Okay this is a bit of a weird story but here goes: I have (had?) a cousin who was completely in love with me.
Now before you start gagging at the incestuous state of it all, let me clarify a few things. My dad had a brother who married a woman who already had a son. This son was, by technicality, my cousin. Clint.
I hadn't met him until I was 7 years old, and he a year older. But he was already in love with me before then; my father had sent pictures to the family over the years, the way family does. And apparently, there was a picture of little 4 year old me in my little pink dress and my curls, which my cousin saw and claimed for his own, and kept all those years until we actually met.
Don't cue the 'bachpan ki mohabbat' songs yet. So, one summer my family went to visit them for vacation. This boy, from the first moment, claimed my hand, and refused to let it go. He made up all sorts of 'rules' about how he was in charge of showing me the place, how I was not allowed to let go of his hand when we were crossing streets, almost everything. I can tell you already I had lots of moments trying to pull my hand free and escape this weird young Romeo.
Not like I was totally oblivious of the idea of romance either, I was a Juliet in my own right - I'd already cropped a few crushes of my own in kindergarten already - but c'mon, my cousin? I know maybe I should have been flattered, and perhaps I was to be honest, but it just never.. y'know? It just wasn't going to happen.
Not that he was ugly either. He was of Spanish ancestry so, he just had that olive-toned brown skin and chiselled features. But yeah, his step-father used to take out a lot of anger on him, and I felt for him, but not in the way he wanted. In a moment of jest, his father took down the picture of me that Clint had kept all those years from a hiding spot on a top cabinet in the kitchen, and told us how when he saw the picture he just kept kissing it, so they had to eventually hide it when we came over before we caught him doing that.
Unfortunately my hand got the kisses instead of the picture. But then we eventually left, and because he wasn't really a real cousin, he had also gone to live with his other relatives who we weren't close to. So the next time I saw him was when we were grown into teenagers, or at least I think I was about 12-13 or so.
He had grown pretty handsomely, and I was hoping he had forgotten his childhood infatuation, so we could just be normal friends. We all (me, him, my siblings) had a good time playing games and stuff in the streets of New York. But here's the thing, he had this video game console that was all his, and he told my younger brother to tell me that I couldn't play unless I told him I liked him too.

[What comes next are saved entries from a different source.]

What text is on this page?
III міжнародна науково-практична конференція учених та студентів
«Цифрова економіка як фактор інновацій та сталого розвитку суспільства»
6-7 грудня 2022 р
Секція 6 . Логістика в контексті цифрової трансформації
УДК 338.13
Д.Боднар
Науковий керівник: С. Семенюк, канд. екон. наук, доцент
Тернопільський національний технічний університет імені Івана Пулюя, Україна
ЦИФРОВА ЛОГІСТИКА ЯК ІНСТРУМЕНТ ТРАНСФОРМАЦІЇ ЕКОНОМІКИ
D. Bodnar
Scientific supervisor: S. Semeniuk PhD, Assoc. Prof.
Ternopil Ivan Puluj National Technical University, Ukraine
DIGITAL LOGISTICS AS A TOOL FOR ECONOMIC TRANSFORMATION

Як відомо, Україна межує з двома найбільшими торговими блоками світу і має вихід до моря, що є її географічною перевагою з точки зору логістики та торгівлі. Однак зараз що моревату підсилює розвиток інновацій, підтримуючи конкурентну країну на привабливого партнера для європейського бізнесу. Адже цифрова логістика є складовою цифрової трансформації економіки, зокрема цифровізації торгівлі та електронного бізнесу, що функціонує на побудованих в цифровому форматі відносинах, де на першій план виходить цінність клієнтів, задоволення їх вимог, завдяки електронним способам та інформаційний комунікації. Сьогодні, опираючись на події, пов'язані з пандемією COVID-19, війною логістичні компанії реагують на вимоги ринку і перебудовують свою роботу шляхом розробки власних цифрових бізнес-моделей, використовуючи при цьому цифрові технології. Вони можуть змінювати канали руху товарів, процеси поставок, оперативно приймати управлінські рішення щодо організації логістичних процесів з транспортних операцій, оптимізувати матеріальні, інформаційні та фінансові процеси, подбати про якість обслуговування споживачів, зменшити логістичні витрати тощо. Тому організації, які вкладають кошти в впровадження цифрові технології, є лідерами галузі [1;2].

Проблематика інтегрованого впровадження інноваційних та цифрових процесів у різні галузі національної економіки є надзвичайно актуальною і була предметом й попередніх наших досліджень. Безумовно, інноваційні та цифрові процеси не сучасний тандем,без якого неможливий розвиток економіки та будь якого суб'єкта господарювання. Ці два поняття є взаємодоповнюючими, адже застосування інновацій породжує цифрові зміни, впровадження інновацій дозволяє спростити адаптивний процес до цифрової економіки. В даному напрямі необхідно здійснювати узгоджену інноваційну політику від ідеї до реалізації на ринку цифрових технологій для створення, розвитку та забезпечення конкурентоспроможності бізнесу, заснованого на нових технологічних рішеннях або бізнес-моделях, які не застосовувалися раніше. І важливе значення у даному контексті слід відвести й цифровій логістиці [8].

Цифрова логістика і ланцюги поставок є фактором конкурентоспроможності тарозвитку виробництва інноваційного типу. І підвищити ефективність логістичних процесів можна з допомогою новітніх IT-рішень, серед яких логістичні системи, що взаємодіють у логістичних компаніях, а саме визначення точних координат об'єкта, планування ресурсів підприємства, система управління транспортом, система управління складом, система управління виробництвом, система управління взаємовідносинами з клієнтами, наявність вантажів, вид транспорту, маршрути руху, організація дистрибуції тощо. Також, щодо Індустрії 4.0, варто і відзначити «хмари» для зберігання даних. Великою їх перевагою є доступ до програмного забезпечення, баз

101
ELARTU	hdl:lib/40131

Excuse me? Of course that meant I stubbornly refused to talk to him or even care to play his stupid video games and stayed out playing basketball solo for a good part of the afternoon. Until he sent my brother to tell me that I could play if I wanted. I refused and kept playing. Then they came out to play shamefacedly. I left them and went inside out of the sun and decided I would play video games myself. After half hour playing shoot the duck or whatever it was I was playing, he came in and sat beside me and I ignored him, but he kept leaning against me. I rolled my eyes and kept playing after elbowing him. Then my dad came and he got up fast, bahaha. Then we returned home from our visit, and I hadn't seen him again for many years. The last I saw him was many years later, at a funeral home where he was consoling his step-sister, my cousin, crying at the loss of my uncle. Across the room, we met eyes, and we shared a mutual sad smile before turning away to our own lives. I haven't seen him since.